Lets compare vitamin content per 1 pound of Baked Potato Skin vs Scallop Summer Squash:
- 1 pound of Baked Potato Skin has 1.7 times more Vitamin B1, 3.5 times more Vitamin B2, 5.1 times more Vitamin B3, 8.4 times more Vitamin B5 and 5.6 times more Vitamin B6 than Scallop Summer Squash.
- While 1 lb of Raw Scallop Summer Squash contains 1.4 times more Vitamin B9, 1.3 times more Vitamin C and 1.9 times more Vitamin K than Baked Potato Skin.
- 1 pound of Baked Potato Skin have insufficient amounts of Vitamin K
- Both Baked Potato Skin as well as Raw Scallop Summer Squash have insufficient amounts of Vitamin A, Vitamin B12, Vitamin D and Vitamin E in one pound.

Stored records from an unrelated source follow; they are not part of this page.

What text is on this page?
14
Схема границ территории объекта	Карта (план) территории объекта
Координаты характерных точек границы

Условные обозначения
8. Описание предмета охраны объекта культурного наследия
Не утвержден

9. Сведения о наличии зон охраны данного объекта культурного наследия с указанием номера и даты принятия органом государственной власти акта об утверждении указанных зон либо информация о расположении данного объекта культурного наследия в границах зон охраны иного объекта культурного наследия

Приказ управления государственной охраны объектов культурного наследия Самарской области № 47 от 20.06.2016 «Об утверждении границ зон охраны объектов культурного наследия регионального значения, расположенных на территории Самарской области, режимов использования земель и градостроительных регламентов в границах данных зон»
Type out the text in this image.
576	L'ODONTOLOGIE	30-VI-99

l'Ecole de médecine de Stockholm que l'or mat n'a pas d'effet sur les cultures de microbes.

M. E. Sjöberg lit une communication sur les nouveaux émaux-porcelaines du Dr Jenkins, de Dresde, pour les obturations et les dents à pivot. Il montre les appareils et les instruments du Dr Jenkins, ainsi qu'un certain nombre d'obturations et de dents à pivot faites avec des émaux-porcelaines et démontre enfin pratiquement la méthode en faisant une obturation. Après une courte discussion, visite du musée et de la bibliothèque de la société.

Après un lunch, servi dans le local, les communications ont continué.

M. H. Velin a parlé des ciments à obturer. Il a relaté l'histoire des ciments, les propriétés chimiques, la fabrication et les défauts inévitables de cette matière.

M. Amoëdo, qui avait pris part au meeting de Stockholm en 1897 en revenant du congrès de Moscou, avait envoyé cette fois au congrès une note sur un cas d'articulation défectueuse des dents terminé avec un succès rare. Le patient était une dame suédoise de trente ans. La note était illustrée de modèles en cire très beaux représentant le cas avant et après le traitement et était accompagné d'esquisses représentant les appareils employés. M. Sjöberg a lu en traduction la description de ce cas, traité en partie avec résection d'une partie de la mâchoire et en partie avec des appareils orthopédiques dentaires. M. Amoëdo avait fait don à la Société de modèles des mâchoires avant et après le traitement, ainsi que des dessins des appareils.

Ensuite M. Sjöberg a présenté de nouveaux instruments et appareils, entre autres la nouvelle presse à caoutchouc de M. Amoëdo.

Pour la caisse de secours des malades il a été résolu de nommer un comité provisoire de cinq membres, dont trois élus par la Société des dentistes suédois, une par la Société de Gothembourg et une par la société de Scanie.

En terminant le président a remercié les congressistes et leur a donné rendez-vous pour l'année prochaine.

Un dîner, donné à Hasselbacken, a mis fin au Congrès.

Comparing minerals per 1 pound for Baked Potato Skin vs Scallop Summer Squash:
- 1 pound of Baked Potato Skin has 1.8 times more Calcium, 8 times more Copper, 17.6 times more Iron, 1.9 times more Magnesium, 3.9 times more Manganese, 2.8 times more Phosphorus, 3.1 times more Potassium and 1.7 times more Zinc than Scallop Summer Squash.
- While 1 lb of Raw Scallop Summer Squash contains 2 times more Water than Baked Potato Skin.
- 1 pound of Scallop Summer Squash lack sufficient amounts of Calcium
- Both Baked Potato Skin as well as Raw Scallop Summer Squash lack sufficient amounts of Selenium in one pound.
Comparison of macro-nutrients per 1 pound:
- 1 pound of Baked Potato Skin has 11 times more Energy, 12 times more Carbohydrate, 6.6 times more Fiber and 3.6 times more Protein than Scallop Summer Squash.
- While 1 lb of Raw Scallop Summer Squash contains 5.2 times more Omega 3 and 1.7 times more Sugars than Baked Potato Skin.
- 1 pound of Baked Potato Skin provide inadequate amounts of Omega 3
- 1 pound of Scallop Summer Squash provide inadequate amounts of Energy
- Both Baked Potato Skin as well as Raw Scallop Summer Squash provide inadequate amounts of Omega 6 in one pound.